Of course there are differences. But there are also similarities - more than I think you realize.
I think that a better analogy would be to the concept of scientific consensus instead of peer review. A point that's been tested and retested overtime, to the extent that it seems like the only possible explanation. Obviously there are still differences, but that's true with any analogy. Peer review, at least in political science (which is my field of study) is more of a methodological vetting process.
I purposely omitted the part where you started to define the Church. It's not the place of an unbeliever to do that just as someone outside a scientific organization can't declare who its members will be.
But the differences are not so large as you say. This idea that scientific organizations are formed "objectively" is nonsense. That might be the intent, but it is not the practice (I know both from studying the history of science and from personal experience). Similarly, churches have a noble intent that doesn't always come to pass.
And just as there are multiple scientific organizations with membership requirements and member roles that explictly define who can review a paper, there are multiple churches with membership requirements and member roles that explicitly define who can perform certain offices.
The definition of the Church that I used is a pretty commonly used one within Protestantism. Lutherans generally don't use the terminology of the visible and invisible church/Church (it's more common in Calvinist strands of Protestantism), but the underlying concept is still there. In that concept, members of the Church don't get to declare its membership. Only God can do that. The best that human beings can do is speculate.

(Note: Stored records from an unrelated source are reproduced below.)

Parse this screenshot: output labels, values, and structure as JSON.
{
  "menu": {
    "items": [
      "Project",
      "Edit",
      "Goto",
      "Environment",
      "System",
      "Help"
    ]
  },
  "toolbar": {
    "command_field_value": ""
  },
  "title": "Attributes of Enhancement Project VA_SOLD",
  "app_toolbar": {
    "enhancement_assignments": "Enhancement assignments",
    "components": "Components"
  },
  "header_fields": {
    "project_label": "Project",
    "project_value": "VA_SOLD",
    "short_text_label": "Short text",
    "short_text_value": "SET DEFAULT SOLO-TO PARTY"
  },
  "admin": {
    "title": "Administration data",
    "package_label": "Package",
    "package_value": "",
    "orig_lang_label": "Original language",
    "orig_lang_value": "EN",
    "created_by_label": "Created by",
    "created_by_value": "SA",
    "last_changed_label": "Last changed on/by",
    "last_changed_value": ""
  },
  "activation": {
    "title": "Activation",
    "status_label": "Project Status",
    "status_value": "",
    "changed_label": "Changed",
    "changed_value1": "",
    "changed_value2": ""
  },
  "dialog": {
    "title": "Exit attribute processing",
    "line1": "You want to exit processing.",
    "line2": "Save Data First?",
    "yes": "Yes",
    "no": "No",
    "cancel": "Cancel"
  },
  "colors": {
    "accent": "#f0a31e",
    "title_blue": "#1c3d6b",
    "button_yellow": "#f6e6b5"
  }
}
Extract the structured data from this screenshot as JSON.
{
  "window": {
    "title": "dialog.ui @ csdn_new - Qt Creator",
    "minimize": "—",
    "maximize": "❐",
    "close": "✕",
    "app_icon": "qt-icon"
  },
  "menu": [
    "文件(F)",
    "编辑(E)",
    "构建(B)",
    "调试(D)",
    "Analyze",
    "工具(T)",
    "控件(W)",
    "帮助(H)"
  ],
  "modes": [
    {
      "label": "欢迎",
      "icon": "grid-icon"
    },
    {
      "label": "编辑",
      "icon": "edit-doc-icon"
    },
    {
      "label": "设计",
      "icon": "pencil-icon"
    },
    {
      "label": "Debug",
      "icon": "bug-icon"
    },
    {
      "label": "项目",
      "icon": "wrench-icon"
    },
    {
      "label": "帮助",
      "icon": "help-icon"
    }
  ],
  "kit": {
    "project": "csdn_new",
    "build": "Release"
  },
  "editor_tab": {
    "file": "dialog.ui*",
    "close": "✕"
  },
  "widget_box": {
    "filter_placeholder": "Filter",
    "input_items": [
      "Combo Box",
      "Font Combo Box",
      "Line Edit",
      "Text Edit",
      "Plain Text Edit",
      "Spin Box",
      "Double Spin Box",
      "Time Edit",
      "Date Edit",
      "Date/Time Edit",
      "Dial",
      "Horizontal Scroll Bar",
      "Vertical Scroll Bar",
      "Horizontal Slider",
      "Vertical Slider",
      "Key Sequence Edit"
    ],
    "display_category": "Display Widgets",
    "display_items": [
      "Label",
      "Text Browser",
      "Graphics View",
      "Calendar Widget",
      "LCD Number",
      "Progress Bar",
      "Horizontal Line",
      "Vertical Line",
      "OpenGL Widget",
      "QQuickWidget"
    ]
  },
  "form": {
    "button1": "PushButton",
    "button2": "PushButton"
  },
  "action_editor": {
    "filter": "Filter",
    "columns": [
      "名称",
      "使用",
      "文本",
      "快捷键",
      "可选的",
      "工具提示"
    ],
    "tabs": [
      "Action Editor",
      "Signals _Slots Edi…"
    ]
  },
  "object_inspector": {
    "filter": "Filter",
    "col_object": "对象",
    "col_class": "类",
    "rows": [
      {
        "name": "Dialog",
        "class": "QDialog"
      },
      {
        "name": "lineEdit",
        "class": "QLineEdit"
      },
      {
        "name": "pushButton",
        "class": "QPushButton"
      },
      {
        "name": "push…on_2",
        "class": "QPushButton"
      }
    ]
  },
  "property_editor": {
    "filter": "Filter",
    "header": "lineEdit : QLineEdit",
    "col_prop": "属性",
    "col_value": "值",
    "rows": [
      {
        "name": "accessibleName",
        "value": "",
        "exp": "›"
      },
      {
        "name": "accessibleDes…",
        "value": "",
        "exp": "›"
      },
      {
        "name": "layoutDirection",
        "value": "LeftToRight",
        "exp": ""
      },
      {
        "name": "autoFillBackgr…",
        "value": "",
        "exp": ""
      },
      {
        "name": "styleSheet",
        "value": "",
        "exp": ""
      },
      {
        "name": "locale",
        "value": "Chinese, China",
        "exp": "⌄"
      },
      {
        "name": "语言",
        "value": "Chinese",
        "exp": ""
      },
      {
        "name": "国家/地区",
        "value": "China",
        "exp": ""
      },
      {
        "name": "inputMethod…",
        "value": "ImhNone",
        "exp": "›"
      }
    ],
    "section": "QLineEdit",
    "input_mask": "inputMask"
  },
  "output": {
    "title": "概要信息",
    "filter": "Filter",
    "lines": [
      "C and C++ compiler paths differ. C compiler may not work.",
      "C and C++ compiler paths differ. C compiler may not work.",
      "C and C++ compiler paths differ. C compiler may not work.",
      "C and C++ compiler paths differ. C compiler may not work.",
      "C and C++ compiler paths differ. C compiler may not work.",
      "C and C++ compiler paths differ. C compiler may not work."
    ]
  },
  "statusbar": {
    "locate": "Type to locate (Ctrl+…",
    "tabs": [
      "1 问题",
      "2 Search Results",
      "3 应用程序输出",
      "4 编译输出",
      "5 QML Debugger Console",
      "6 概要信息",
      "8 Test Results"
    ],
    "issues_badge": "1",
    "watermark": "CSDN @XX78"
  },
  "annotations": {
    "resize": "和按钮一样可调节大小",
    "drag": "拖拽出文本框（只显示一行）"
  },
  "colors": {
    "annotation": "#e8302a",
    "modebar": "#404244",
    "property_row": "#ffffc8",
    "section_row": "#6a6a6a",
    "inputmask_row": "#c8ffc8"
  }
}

Since we can't know who belongs to the true Church, then, it becomes impossible to differentiate between opinions that have been vetted by the Church and opinions just vetted by the church. If members of the Church constitute a minority of members of the church, then true opinions might slip through and be declared heresy, while false opinions rise to prominence. The response of the Catholic Church to the Protestant Reformation would be something that you would likely consider an example of this happening in actuality, so it's not simply theoretical.
I understand that seeing the Church's dirt laundry frightens some people, frustrates some, and disgusts others. But honestly, if there were a church claiming 100% agreement among all its members would you believe it? Would you take that as a sign it was the "true" church? I doubt it.
It's better to just get it out in the open and deal with it.
I would be pretty weirded out by a group that claimed 100% agreement. I'm not going to lie, I would think that it was a cult.
That said, it makes it impossible for someone to know which of their opinions are truly guided by the Holy Spirit if they don't have any solid source to appeal to. If I can't tell whether John Calvin, Martin Luther, or the leaders of the Anabaptists were divinely led, then I have no outside scale against which to measure my own interpretation. Therefore, I'm adrift. If you're confused about infant baptism, you have no way to know whether the appeals to scripture made by the Anabaptists are correct or whether the appeals made by John Calvin or Martin Luther are stronger. They both have good evidence, but ultimately if Biblical interpretation requires the guidance of the Holy Spirit, you're on your own in determining if your interpretation is guided.
And I'll repeat my point. This is the most important point of the post: it doesn't matter. You must start and end with Christ.
This goes back to my initial point. Belief preceding evidence is difficult to reach and impossible to validate. In grasping for belief, you're likely to default to whatever you grew up with, or to side with a particularly charismatic evangelist (or the religion of your spouse/significant other). Because of that, it doesn't seem like a very good way for God to reach out to humanity with the only means of salvation.